Видели бы этого мальчика два года назад. Веселый сорванец, смешливый такой был, круглолицый, во всех играх детских заводила. А теперь? Худой, глаза затравленные, от каждого окрика вздрагивает, и шею в плечи, чтобы не ударили, не оскорбили, не прогнали. А почему? Отец у него мастером на табачной фабрике работал, у нас тут рядышком, коммунист, даже, кажется, партийным начальником был у себя в цеху. Я в этом не очень разбираюсь, но человек был честный, порядочный. Помешал кому-то, донос коллеги настрочили, и нет человека. Пришли ночью, забрали. Утром соседи у его матери примус отобрали, иди, пожалуйся! Боря заступиться за мать попробовал, ему в зубы. Молчи, щенок, сын врага народа. Так они месяц боялись из комнаты в кухню выйти. К нам за кипятком ходили, и Боря у нас сидел после школы, пока мать с работы не придет. Боялся. А потом за тем соседом, что у них примус отобрал, тоже пришли, – с горечью проговорила Евдокия Андреевна. – А нас Бог миловал. – Она истово, не таясь, перекрестилась. – И за это я буду век Григорию Ефимовичу благодарна. Он нас хранил.

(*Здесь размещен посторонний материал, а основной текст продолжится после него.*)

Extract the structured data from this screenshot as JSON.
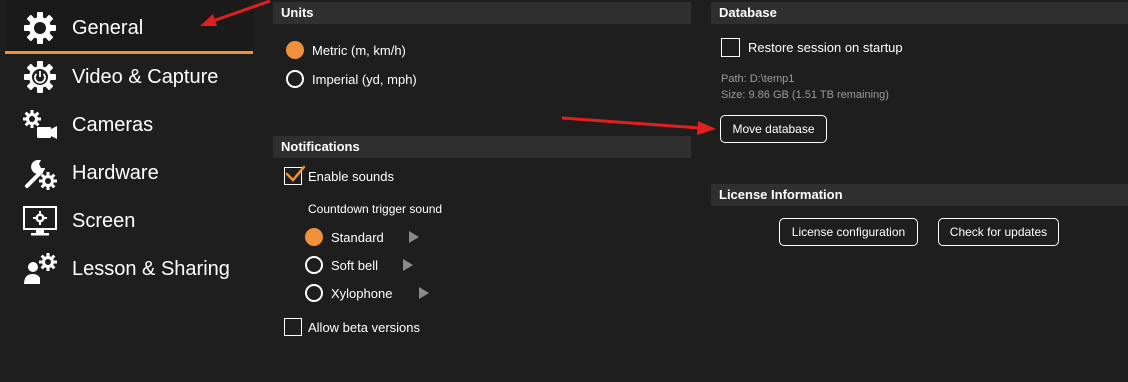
{
  "sidebar": {
    "items": [
      {
        "label": "General",
        "icon": "gear-icon"
      },
      {
        "label": "Video & Capture",
        "icon": "gear-power-icon"
      },
      {
        "label": "Cameras",
        "icon": "gear-camera-icon"
      },
      {
        "label": "Hardware",
        "icon": "wrench-gear-icon"
      },
      {
        "label": "Screen",
        "icon": "monitor-gear-icon"
      },
      {
        "label": "Lesson & Sharing",
        "icon": "people-gear-icon"
      }
    ],
    "active_index": 0
  },
  "units": {
    "header": "Units",
    "options": [
      "Metric (m, km/h)",
      "Imperial (yd, mph)"
    ],
    "selected": "Metric (m, km/h)"
  },
  "notifications": {
    "header": "Notifications",
    "enable_sounds_label": "Enable sounds",
    "enable_sounds_checked": true,
    "countdown_label": "Countdown trigger sound",
    "sounds": [
      "Standard",
      "Soft bell",
      "Xylophone"
    ],
    "selected_sound": "Standard",
    "beta_label": "Allow beta versions",
    "beta_checked": false
  },
  "database": {
    "header": "Database",
    "restore_label": "Restore session on startup",
    "restore_checked": false,
    "path_text": "Path: D:\\temp1",
    "size_text": "Size: 9.86 GB (1.51 TB remaining)",
    "move_button": "Move database"
  },
  "license": {
    "header": "License Information",
    "config_button": "License configuration",
    "updates_button": "Check for updates"
  },
  "colors": {
    "accent": "#f0903a",
    "background": "#1e1e1e",
    "header_bg": "#2f2f2f",
    "annotation_arrow": "#e02020"
  }
}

И майору вдруг ни с того ни с сего и самому захотелось перекреститься, в благодарность Господу, что уберег эту маленькую женщину от всяческих напастей. Да вовремя руку отдернул.

– А вот еще один случай. Это было два года назад, в конце февраля. Алеша вечером поздно с работы возвращался, на улице ни души, вдруг из подворотни двое. А у мужа при себе только портфель, и кричать бесполезно, на улице мороз, окна у всех закрыты и заклеены, кто услышит, да еще ветер, вьюга, в общем, думает, конец пришел. Это он мне рассказывал, когда домой пришел. Ввалился в двери, лица на нем не было. Так вот. Один из бандитов, что поздоровее, ножик вынул, у второго кастет на руке, давай, говорят, буржуйская морда, что в карманах прячешь, и за пазуху к мужу. А тот как раз перед нападением перчатку с руки снял, снег с очков хотел очистить, вот бандиты перстень и заметили, обрадовались, хотели с руки стянуть, да вдруг как заорут не своим голосом. Лица от страха перекосились, и от мужа как от чудища руками отмахиваются. Так и побежали прочь, вопя что есть мочи. А муж в другую сторону побежал, к дому.

– И что же это было, чем ваш муж их отпугнул? – озадаченно спросил майор.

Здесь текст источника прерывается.